A Paris, le 12 septembre, alors que la manifestation contre la réforme du code du travail était en passe de dégénérer et que les forces de l’ordre tiraient au flashball en réponse aux projectiles lancés par des individus cagoulés. Soudain un homme est arrivé, nu, en jouant de la guitare.

Pendant le déplacement du chef de l’État à Saint-Martin, des politiques de l’opposition sont attendus pour gonfler les rangs des défilés, à Paris et en région. Jean-Luc Mélenchon doit battre le pavé à Marseille contre ce qu’il qualifie de « coup d’État social ». À Paris, entre les places de la Bastille et d’Italie, Benoît Hamon, Olivier Besancenot (NPA) ou encore Pierre Laurent (PCF) ont répondu présents à l’appel du trio de syndicats.

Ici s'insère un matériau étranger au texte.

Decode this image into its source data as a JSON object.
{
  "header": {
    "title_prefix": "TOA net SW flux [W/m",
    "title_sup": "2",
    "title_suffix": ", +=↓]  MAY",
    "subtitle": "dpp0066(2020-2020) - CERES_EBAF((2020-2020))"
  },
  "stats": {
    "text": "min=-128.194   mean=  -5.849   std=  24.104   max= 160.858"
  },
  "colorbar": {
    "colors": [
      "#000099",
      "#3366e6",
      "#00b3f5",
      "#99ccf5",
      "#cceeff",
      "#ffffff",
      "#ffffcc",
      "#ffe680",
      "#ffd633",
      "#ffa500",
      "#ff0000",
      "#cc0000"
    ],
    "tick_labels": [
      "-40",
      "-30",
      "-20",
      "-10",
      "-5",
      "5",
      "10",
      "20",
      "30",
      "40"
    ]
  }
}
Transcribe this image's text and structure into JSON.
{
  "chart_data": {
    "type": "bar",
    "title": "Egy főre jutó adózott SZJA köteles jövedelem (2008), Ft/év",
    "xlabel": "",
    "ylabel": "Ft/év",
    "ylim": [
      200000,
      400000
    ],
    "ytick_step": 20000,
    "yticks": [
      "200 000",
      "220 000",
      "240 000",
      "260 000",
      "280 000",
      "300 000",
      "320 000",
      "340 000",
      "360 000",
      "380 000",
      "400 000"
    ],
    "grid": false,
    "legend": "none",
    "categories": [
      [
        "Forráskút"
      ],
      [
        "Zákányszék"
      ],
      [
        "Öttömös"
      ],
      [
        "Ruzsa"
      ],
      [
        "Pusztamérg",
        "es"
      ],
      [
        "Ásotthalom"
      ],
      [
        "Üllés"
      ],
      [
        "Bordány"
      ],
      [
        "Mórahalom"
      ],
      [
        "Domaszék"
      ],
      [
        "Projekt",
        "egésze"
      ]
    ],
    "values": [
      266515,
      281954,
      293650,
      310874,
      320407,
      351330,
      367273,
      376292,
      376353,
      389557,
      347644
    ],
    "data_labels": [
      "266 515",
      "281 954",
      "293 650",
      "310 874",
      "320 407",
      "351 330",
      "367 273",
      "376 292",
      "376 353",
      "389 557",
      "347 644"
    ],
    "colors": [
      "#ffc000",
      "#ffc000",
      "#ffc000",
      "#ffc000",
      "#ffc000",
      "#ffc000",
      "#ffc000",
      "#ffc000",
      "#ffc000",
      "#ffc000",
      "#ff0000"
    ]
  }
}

Emmanuel Macron faisait face mardi à la première mobilisation sociale de son quinquennat, avec des perturbations dans les transports dès le matin, avant les manifestations contre la réforme du Code du travail que le président est déterminé à mener à terme.

Entre 50 et 80% des lignes SNCF étaient assurées en banlieue parisienne, quand le trafic TGV était normal. Des perturbations étaient également signalées à Strasbourg. À Nice, aucun bus ni tramway ne circulait, une première depuis la mobilisation contre le CPE en 2006, selon la CGT. Des camions de forains provoquaient également des embouteillages sur l’autoroute A13 et à Paris.

« Ce n’est pas une loi du travail. C’est une loi qui donne les pleins pouvoirs aux employeurs », a critiqué Philippe Martinez, secrétaire général de la CGT, qui a dit sur France 2 attendre « du monde » avec près de 200 manifestations et 4000 appels à la grève.

Ce projet reprend plusieurs promesses de campagne du président Macron. Si pour le Medef et la CGPME, il va « déverrouiller la peur d’embaucher », les syndicats y voient un texte « libéral » dans le prolongement de la très décriée loi travail.

Face à un front syndical désuni, le chef de l’État, qui sera au même moment dans les Petites Antilles dévastées par l’ouragan Irma, n’a pas l’intention de céder. L’enjeu est d’autant plus important pour Emmanuel Macron que l’exécutif envisage d’autres réformes sociales importantes dans les mois à venir: assurance chômage, apprentissage, formation professionnelle et retraites.